By Lawrence Toppman
Mozart wowed European monarchs and millionaires at the age of seven, embarking on a three-and-a-half-year trip around Europe with his family. He played keyboard compositions new and old, juvenilia by himself and masterpieces by others, and improvised dazzlingly. But was he the greatest young composer in history? Well…maybe.
Mozart wrote masterpieces before his 18th birthday: his first great symphony (No. 25), the motet “Exsultate Jubilate,” some well-crafted if overlong operas, the first of his revolutionary quintets for two violins, cello and two violas.
But Erich Wolfgang Korngold, who later became a Hollywood composer (“The Adventures of Robin Hood”) did more impressive work in Vienna between the two world wars. By his 18th birthday, his operas “Violanta” and “The Ring of Polykrates” earned wide acclaim, he wrote a stimulating Sinfonietta, and beloved pianist Artur Schnabel often played his Sonata No. 2.

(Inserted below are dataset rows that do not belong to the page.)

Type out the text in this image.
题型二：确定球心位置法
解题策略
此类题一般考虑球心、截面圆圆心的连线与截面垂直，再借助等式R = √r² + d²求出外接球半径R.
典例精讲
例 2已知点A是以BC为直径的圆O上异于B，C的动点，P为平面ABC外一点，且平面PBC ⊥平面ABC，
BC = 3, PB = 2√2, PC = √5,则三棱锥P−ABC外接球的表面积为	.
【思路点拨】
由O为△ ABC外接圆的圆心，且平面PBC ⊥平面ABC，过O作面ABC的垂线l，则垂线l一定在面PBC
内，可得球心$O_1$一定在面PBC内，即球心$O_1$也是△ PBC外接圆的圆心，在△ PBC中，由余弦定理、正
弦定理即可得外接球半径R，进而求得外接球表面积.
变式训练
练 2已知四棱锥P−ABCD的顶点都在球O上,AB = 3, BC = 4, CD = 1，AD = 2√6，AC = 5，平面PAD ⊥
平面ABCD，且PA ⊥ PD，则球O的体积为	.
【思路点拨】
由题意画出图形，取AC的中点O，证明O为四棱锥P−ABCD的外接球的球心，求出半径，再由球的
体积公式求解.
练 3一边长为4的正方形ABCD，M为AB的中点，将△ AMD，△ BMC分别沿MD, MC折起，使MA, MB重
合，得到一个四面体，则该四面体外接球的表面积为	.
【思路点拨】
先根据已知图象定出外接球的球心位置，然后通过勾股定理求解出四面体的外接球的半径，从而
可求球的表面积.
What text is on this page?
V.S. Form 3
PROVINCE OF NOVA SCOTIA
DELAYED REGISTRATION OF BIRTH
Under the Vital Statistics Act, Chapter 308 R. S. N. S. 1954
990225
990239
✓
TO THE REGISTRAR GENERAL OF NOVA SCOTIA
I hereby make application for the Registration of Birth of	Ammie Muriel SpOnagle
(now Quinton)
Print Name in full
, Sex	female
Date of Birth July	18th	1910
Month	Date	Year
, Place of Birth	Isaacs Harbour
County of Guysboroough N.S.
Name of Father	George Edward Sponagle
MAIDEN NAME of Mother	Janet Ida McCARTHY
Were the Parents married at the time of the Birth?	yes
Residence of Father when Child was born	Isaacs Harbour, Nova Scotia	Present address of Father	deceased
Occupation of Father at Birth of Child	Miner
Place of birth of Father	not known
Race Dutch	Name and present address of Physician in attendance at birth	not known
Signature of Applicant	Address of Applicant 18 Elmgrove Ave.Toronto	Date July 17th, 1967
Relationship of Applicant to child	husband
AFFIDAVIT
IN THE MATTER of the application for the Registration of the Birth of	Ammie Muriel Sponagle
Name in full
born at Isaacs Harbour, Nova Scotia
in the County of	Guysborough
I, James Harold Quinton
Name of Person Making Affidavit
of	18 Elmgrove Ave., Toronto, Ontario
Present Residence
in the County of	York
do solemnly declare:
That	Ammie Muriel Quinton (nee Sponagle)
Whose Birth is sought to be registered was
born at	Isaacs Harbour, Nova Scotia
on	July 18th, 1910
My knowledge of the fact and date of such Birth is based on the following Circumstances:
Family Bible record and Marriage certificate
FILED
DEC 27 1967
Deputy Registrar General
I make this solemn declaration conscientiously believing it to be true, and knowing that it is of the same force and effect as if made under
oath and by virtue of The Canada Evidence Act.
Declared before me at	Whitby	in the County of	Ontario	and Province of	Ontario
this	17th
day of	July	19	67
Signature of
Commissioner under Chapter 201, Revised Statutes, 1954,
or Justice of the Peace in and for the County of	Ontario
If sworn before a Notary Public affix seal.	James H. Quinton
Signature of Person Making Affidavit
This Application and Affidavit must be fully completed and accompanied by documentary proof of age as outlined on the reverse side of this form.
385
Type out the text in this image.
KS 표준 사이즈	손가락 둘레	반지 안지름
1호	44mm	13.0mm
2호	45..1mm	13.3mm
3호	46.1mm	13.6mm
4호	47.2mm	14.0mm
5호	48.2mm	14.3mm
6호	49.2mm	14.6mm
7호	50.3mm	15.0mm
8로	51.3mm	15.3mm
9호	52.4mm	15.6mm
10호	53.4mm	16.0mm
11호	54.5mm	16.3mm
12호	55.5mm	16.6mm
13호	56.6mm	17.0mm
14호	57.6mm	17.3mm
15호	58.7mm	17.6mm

What about Felix Mendelssohn? Great work shot out of his pen before he turned 18, from his Octet for Strings to his Beethoven-like Symphony No. 1 and the irresistible overture to “A Midsummer Night’s Dream.” (He wrote the rest of that amazing incidental music later.) He also knocked out 12 short but impressive symphonies for strings and a mature string quartet.
These three died in middle age: Mozart at 35, Korngold at 60, Mendelssohn at 38. So the title of Composing Prodigy Who Died Too Young goes to Basque composer Juan Crisóstomo Arriaga.

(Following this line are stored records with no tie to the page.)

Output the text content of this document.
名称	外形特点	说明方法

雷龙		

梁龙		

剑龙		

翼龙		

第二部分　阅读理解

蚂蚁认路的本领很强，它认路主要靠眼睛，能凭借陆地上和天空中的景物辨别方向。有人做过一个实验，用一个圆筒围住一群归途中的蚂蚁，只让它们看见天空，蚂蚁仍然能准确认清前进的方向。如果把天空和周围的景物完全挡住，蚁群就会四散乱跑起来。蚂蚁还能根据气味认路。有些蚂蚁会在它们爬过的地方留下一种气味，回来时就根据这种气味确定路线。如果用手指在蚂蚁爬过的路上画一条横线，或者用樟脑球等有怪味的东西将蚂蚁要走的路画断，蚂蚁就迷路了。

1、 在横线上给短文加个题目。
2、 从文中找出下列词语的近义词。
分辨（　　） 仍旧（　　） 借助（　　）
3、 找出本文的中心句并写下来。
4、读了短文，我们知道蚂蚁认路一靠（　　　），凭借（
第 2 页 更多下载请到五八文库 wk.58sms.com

Not only does he share the first two names on Mozart’s birth certificate. Not only was he born 50 years to the day after WAM on January 27, 1806. In his teens, he wrote a Stabat Mater, two cantatas, short piano works, an octet, a nonet, an opera titled “The Happy Slaves,” three immaculate string quartets (I’ve heard those) and a lively, polished Symphony in D (ditto).
He had to do all that before turning 20, because he died (probably from tuberculosis) 10 days short of that birthday. Listen to his music, and you’ll always wonder if the man posthumously dubbed ”The Spanish Mozart” would have lived up to that nickname.